What they found was surprising. Not only were the soils in these wetlands full of carbon, they also accounted for 86% of all the wetland carbon stored in the Hoh River watershed. In other words, nearly five times more carbon was stored in these cryptic wetlands than in the wetlands currently mapped by scientists and regulators.

“We’re not necessarily adding much to the total estimate of carbon storage in the area,” Stewart said. “But what we found is that much of it is stored in these cryptic carbon hotspots, and we don’t currently manage our land to conserve them.”

The future of wetland conservation

Meghan Halabisky
A previously forested wetland in the Hoh River watershed that has been logged.

While defining what counts as a wetland may seem like a purely academic exercise, it has significant implications for conservation efforts. Because these forested wetlands have been difficult to find, they haven’t generally been included on government maps or covered by existing wetland protection regulations.

Additionally, the U.S. Supreme Court’s recent decision in Sackett v. Environmental Protection Agency created a significant conservation challenge: Now, in order for a wetland to be protected under federal law, it needs to have a connection to a permanent surface waterway such as a river or a lake.

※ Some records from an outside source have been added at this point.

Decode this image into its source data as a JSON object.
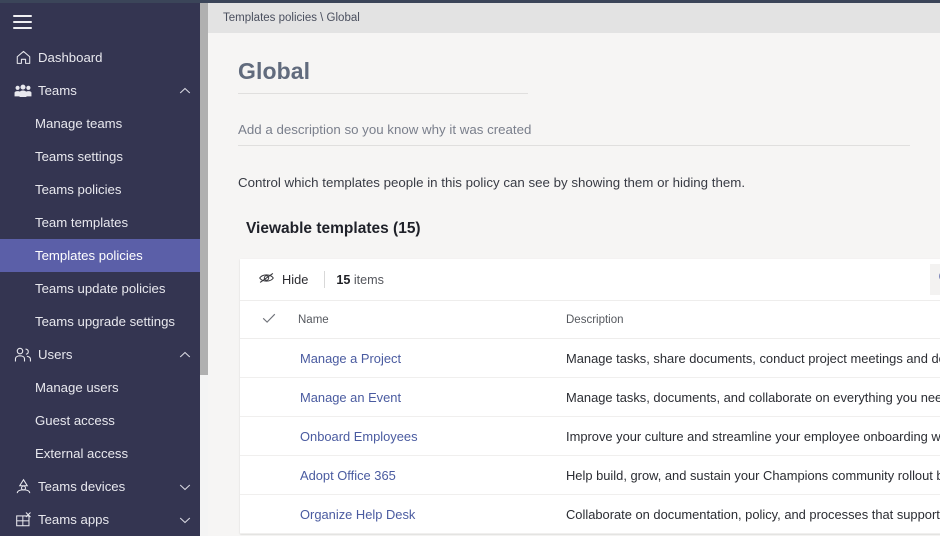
{
  "sidebar": {
    "menu_icon": "hamburger-icon",
    "items": [
      {
        "label": "Dashboard",
        "icon": "home-icon",
        "level": "top",
        "expand": ""
      },
      {
        "label": "Teams",
        "icon": "people-icon",
        "level": "top",
        "expand": "chevron-up-icon"
      },
      {
        "label": "Manage teams",
        "icon": "",
        "level": "child",
        "expand": ""
      },
      {
        "label": "Teams settings",
        "icon": "",
        "level": "child",
        "expand": ""
      },
      {
        "label": "Teams policies",
        "icon": "",
        "level": "child",
        "expand": ""
      },
      {
        "label": "Team templates",
        "icon": "",
        "level": "child",
        "expand": ""
      },
      {
        "label": "Templates policies",
        "icon": "",
        "level": "child",
        "expand": "",
        "selected": true
      },
      {
        "label": "Teams update policies",
        "icon": "",
        "level": "child",
        "expand": ""
      },
      {
        "label": "Teams upgrade settings",
        "icon": "",
        "level": "child",
        "expand": ""
      },
      {
        "label": "Users",
        "icon": "users-icon",
        "level": "top",
        "expand": "chevron-up-icon"
      },
      {
        "label": "Manage users",
        "icon": "",
        "level": "child",
        "expand": ""
      },
      {
        "label": "Guest access",
        "icon": "",
        "level": "child",
        "expand": ""
      },
      {
        "label": "External access",
        "icon": "",
        "level": "child",
        "expand": ""
      },
      {
        "label": "Teams devices",
        "icon": "device-icon",
        "level": "top",
        "expand": "chevron-down-icon"
      },
      {
        "label": "Teams apps",
        "icon": "apps-icon",
        "level": "top",
        "expand": "chevron-down-icon"
      }
    ]
  },
  "breadcrumb": {
    "text": "Templates policies \\ Global"
  },
  "policy": {
    "name": "Global",
    "description_placeholder": "Add a description so you know why it was created",
    "description_value": "",
    "helper_text": "Control which templates people in this policy can see by showing them or hiding them.",
    "section_title": "Viewable templates (15)"
  },
  "toolbar": {
    "hide_label": "Hide",
    "hide_icon": "eye-hide-icon",
    "item_count": "15",
    "item_count_suffix": "items",
    "search_icon": "search-icon"
  },
  "table": {
    "columns": {
      "select_icon": "checkmark-icon",
      "name": "Name",
      "description": "Description"
    },
    "rows": [
      {
        "name": "Manage a Project",
        "description": "Manage tasks, share documents, conduct project meetings and docum..."
      },
      {
        "name": "Manage an Event",
        "description": "Manage tasks, documents, and collaborate on everything you need to ..."
      },
      {
        "name": "Onboard Employees",
        "description": "Improve your culture and streamline your employee onboarding with t..."
      },
      {
        "name": "Adopt Office 365",
        "description": "Help build, grow, and sustain your Champions community rollout by ev..."
      },
      {
        "name": "Organize Help Desk",
        "description": "Collaborate on documentation, policy, and processes that support your..."
      }
    ]
  },
  "colors": {
    "sidebar_bg": "#343551",
    "sidebar_selected": "#5b5fa8",
    "accent_link": "#4a5ba0",
    "top_strip": "#3b4559",
    "page_bg": "#f6f5f4"
  }
}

“Other researchers, such as Irena Creed at the University of Toronto Scarborough, have shown that these wetlands are interconnected throughout the landscape even though it may not be obvious on the surface,” Stewart said. “This is a missing piece of the ecosystem that we have to consider when making conservation decisions.”

“You have the legal definition of a wetland, and then you have the ecological reality on the landscape,” said David D’Amore, a soil scientist with the USDA Forest Service and co-author of the study. “We can now predict where these forested wetlands are, and then land management plans can take that into consideration.”

With climate change impacts becoming an everyday reality, those federal land management plans are also increasingly concerned with protecting carbon sinks. Identifying carbon that is currently stored in the environment and predicting how it will be impacted by changes to land use is now a priority within the Forest Service.

But the future of wetland conservation remains uncertain, and the researchers expressed that further research was urgently needed to better understand these ecosystems and maintain their integrity.

“Washington state has pretty strong wetland protection laws, so that provides a buffer,” Halabisky said. “But many states do not, and things are going to change very quickly there.”

Scaling up

Anthony Stewart
Research scientist Meghan Halabisky takes notes in the field.

As is often the case, this study raised almost as many questions as it answered.

“There is so much more to learn,” Stewart said. “Have these wetlands been disturbed by previous forestry practices? If so, does that contribute to more or less carbon in the soil? Does this soil carbon have particular properties that make it more resistant to decomposition? Does it play a large role in how the landscape functions?”

This study was funded in part by a Phase 1 grant from the NASA Carbon Monitoring System, and recently received an additional $1 million in Phase 2 funding that will allow the team to expand its research into other geographical areas.

“We’re going to take this model and scale it up, first to Washington state and eventually the whole country,” Halabisky said. “The goal is to get these hotspots included in our carbon mapping so we can make informed conservation decisions going forward.”

The project will continue to be a close collaboration between the UW researchers and partners with the Washington State Department of Ecology, the USDA Forest Service and the EPA, which has helped to facilitate its national scope.

In the meantime, these cryptic wetlands will continue to do the important work of keeping carbon in the ground — out of sight, but no longer out of mind.